Over the last few years there has evolved a new business funding tool called crowdfunding. In the past new and small businesses that could not access bank and/or finance company funding would turn to what are commonly called the three F’s: family, friends and fools. But with crowdfunding, which has recently been given limited government approval, small businesses can turn to a wider audience for funding, without having to go through the expensive regulatory process of an IPO.
But does turning to a crowd for funding give a business any greater guarantee of success? Just because a whole bunch of random people choose to put money into a project or business, does that mean it will necessarily work?

We could ask the same question about commonly promoted views in the media. Because various arms of the media and commentators regularly trot out a concept as if it is the truth – does it mean that it is the truth?

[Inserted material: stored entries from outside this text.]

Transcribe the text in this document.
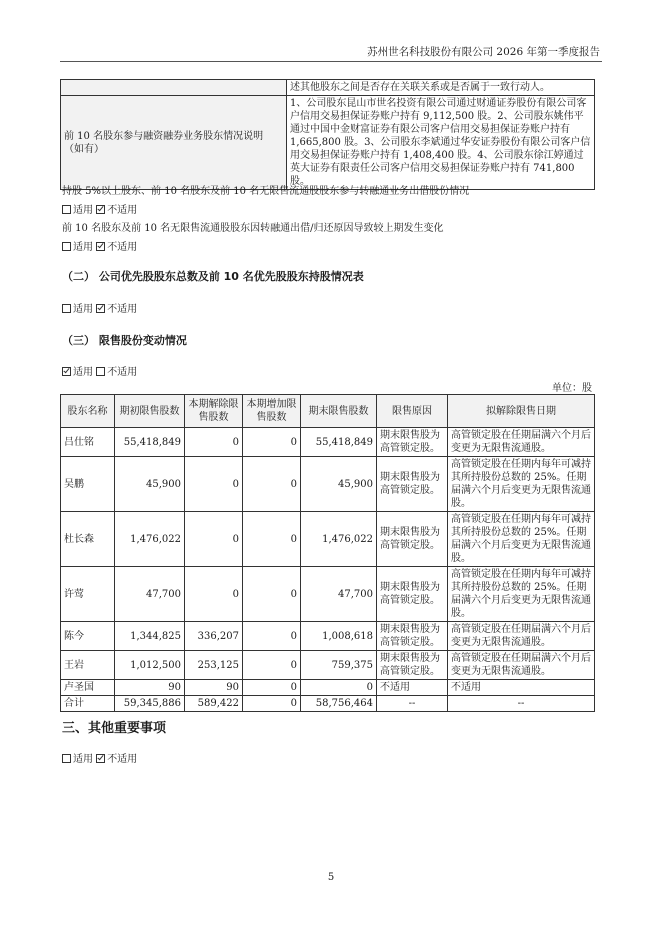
苏州世名科技股份有限公司 2026 年第一季度报告
	述其他股东之间是否存在关联关系或是否属于一致行动人。
前 10 名股东参与融资融券业务股东情况说明（如有）	1、公司股东昆山市世名投资有限公司通过财通证券股份有限公司客户信用交易担保证券账户持有 9,112,500 股。2、公司股东姚伟平通过中国中金财富证券有限公司客户信用交易担保证券账户持有 1,665,800 股。3、公司股东李斌通过华安证券股份有限公司客户信用交易担保证券账户持有 1,408,400 股。4、公司股东徐江婷通过英大证券有限责任公司客户信用交易担保证券账户持有 741,800 股。
持股 5%以上股东、前 10 名股东及前 10 名无限售流通股股东参与转融通业务出借股份情况
适用 不适用
前 10 名股东及前 10 名无限售流通股股东因转融通出借/归还原因导致较上期发生变化
适用 不适用
（二） 公司优先股股东总数及前 10 名优先股股东持股情况表
适用 不适用
（三） 限售股份变动情况
适用 不适用
单位：股
股东名称	期初限售股数	本期解除限售股数	本期增加限售股数	期末限售股数	限售原因	拟解除限售日期
吕仕铭	55,418,849	0	0	55,418,849	期末限售股为高管锁定股。	高管锁定股在任期届满六个月后变更为无限售流通股。
吴鹏	45,900	0	0	45,900	期末限售股为高管锁定股。	高管锁定股在任期内每年可减持其所持股份总数的 25%。任期届满六个月后变更为无限售流通股。
杜长森	1,476,022	0	0	1,476,022	期末限售股为高管锁定股。	高管锁定股在任期内每年可减持其所持股份总数的 25%。任期届满六个月后变更为无限售流通股。
许莺	47,700	0	0	47,700	期末限售股为高管锁定股。	高管锁定股在任期内每年可减持其所持股份总数的 25%。任期届满六个月后变更为无限售流通股。
陈今	1,344,825	336,207	0	1,008,618	期末限售股为高管锁定股。	高管锁定股在任期届满六个月后变更为无限售流通股。
王岩	1,012,500	253,125	0	759,375	期末限售股为高管锁定股。	高管锁定股在任期届满六个月后变更为无限售流通股。
卢圣国	90	90	0	0	不适用	不适用
合计	59,345,886	589,422	0	58,756,464	--	--
三、其他重要事项
适用 不适用
5
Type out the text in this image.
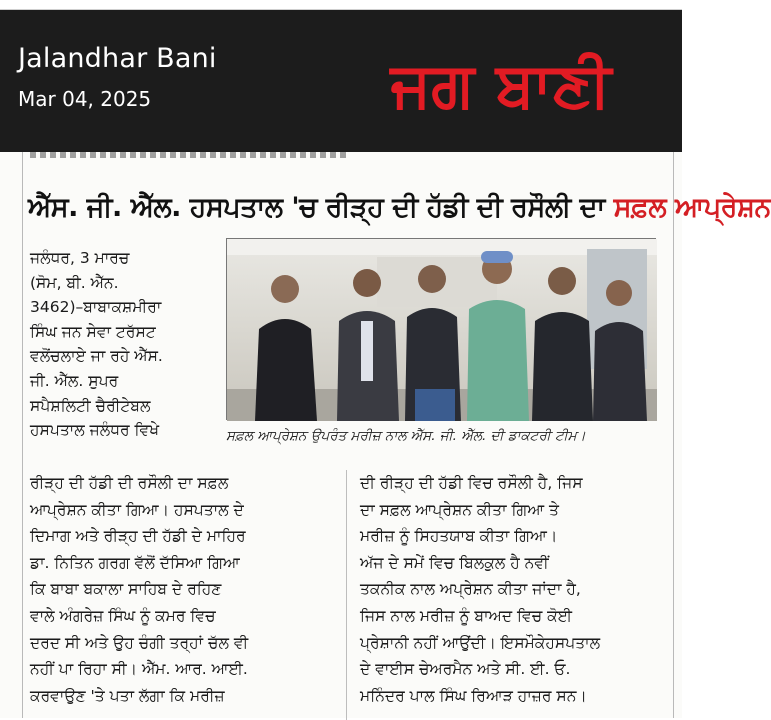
Jalandhar Bani
Mar 04, 2025	ਜਗ ਬਾਣੀ
ਐੱਸ. ਜੀ. ਐੱਲ. ਹਸਪਤਾਲ 'ਚ ਰੀੜ੍ਹ ਦੀ ਹੱਡੀ ਦੀ ਰਸੌਲੀ ਦਾ ਸਫ਼ਲ ਆਪ੍ਰੇਸ਼ਨ
ਜਲੰਧਰ, 3 ਮਾਰਚ
(ਸੋਮ, ਬੀ. ਐੱਨ.
3462)–ਬਾਬਾਕਸ਼ਮੀਰਾ
ਸਿੰਘ ਜਨ ਸੇਵਾ ਟਰੱਸਟ
ਵਲੋਂਚਲਾਏ ਜਾ ਰਹੇ ਐੱਸ.
ਜੀ. ਐੱਲ. ਸੁਪਰ
ਸਪੈਸ਼ਲਿਟੀ ਚੈਰੀਟੇਬਲ
ਹਸਪਤਾਲ ਜਲੰਧਰ ਵਿਖੇ	ਸਫ਼ਲ ਆਪ੍ਰੇਸ਼ਨ ਉਪਰੰਤ ਮਰੀਜ਼ ਨਾਲ ਐੱਸ. ਜੀ. ਐੱਲ. ਦੀ ਡਾਕਟਰੀ ਟੀਮ।
ਰੀੜ੍ਹ ਦੀ ਹੱਡੀ ਦੀ ਰਸੌਲੀ ਦਾ ਸਫ਼ਲ
ਆਪ੍ਰੇਸ਼ਨ ਕੀਤਾ ਗਿਆ। ਹਸਪਤਾਲ ਦੇ
ਦਿਮਾਗ ਅਤੇ ਰੀੜ੍ਹ ਦੀ ਹੱਡੀ ਦੇ ਮਾਹਿਰ
ਡਾ. ਨਿਤਿਨ ਗਰਗ ਵੱਲੋਂ ਦੱਸਿਆ ਗਿਆ
ਕਿ ਬਾਬਾ ਬਕਾਲਾ ਸਾਹਿਬ ਦੇ ਰਹਿਣ
ਵਾਲੇ ਅੰਗਰੇਜ਼ ਸਿੰਘ ਨੂੰ ਕਮਰ ਵਿਚ
ਦਰਦ ਸੀ ਅਤੇ ਉਹ ਚੰਗੀ ਤਰ੍ਹਾਂ ਚੱਲ ਵੀ
ਨਹੀਂ ਪਾ ਰਿਹਾ ਸੀ। ਐੱਮ. ਆਰ. ਆਈ.
ਕਰਵਾਉਣ 'ਤੇ ਪਤਾ ਲੱਗਾ ਕਿ ਮਰੀਜ਼
ਦੀ ਰੀੜ੍ਹ ਦੀ ਹੱਡੀ ਵਿਚ ਰਸੌਲੀ ਹੈ, ਜਿਸ
ਦਾ ਸਫ਼ਲ ਆਪ੍ਰੇਸ਼ਨ ਕੀਤਾ ਗਿਆ ਤੇ
ਮਰੀਜ਼ ਨੂੰ ਸਿਹਤਯਾਬ ਕੀਤਾ ਗਿਆ।
ਅੱਜ ਦੇ ਸਮੇਂ ਵਿਚ ਬਿਲਕੁਲ ਹੈ ਨਵੀਂ
ਤਕਨੀਕ ਨਾਲ ਅਪ੍ਰੇਸ਼ਨ ਕੀਤਾ ਜਾਂਦਾ ਹੈ,
ਜਿਸ ਨਾਲ ਮਰੀਜ਼ ਨੂੰ ਬਾਅਦ ਵਿਚ ਕੋਈ
ਪ੍ਰੇਸ਼ਾਨੀ ਨਹੀਂ ਆਉਂਦੀ। ਇਸਮੌਕੇਹਸਪਤਾਲ
ਦੇ ਵਾਈਸ ਚੇਅਰਮੈਨ ਅਤੇ ਸੀ. ਈ. ਓ.
ਮਨਿੰਦਰ ਪਾਲ ਸਿੰਘ ਰਿਆੜ ਹਾਜ਼ਰ ਸਨ।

Summer tends to be a slow news time. Or perhaps because during the summer what is left of the media news gatherers take time off to expose themselves to the mid-day sun, the same old stories surface.

Once again this summer there has been an attempt to stir the “housing affordability” debate. This is of interest as to many, property is residential property. As we well know, residential property is but one, albeit large and important, sector of the property market. And industrial property is most certainly not residential property. Although there are some price drivers in common, not all are.

Whether or not Auckland house prices are as “unaffordable” as some commentators make out is debateable. Is an Ellerslie 3 bedroom comparable to a Manhattan apartment?

There are a raft of factors which have impacted on the escalation in house prices. The effect of the RMA, low interest rates, lack of competition in the building materials sector, the small scale of our construction industry, and the influx of offshore money all doubtless pay their part.

But another aspect that is regularly, and erroneously in our view, raised, is the lack of a capital gains tax. We regularly see raised in the media the view that a capital gains tax in New Zealand would take some of the heat out of the industry. I tire of the times I read, or listen to, the viewpoint that we do need a capital gains tax, but that it would never fly politically.

The problem with this argument is that we already have a capital gains tax ! It is just that it is not applied. It could be termed an anomaly. Or it could be a form of political amnesia. Our understanding is that if one is trading property as a business, then tax applies to any gains. If there is any grey area as to what a business is, then surely any doubt is removed if interest payments are claimed as an expense – as is the case  in many negatively geared residential rentals. So, can you deduct expenses as tax- deductible, but not pay tax on the capital gain?

Apparently – you can have your cake and eat it.

But how long will it be before this tax is fully and fairly implemented – as it should be?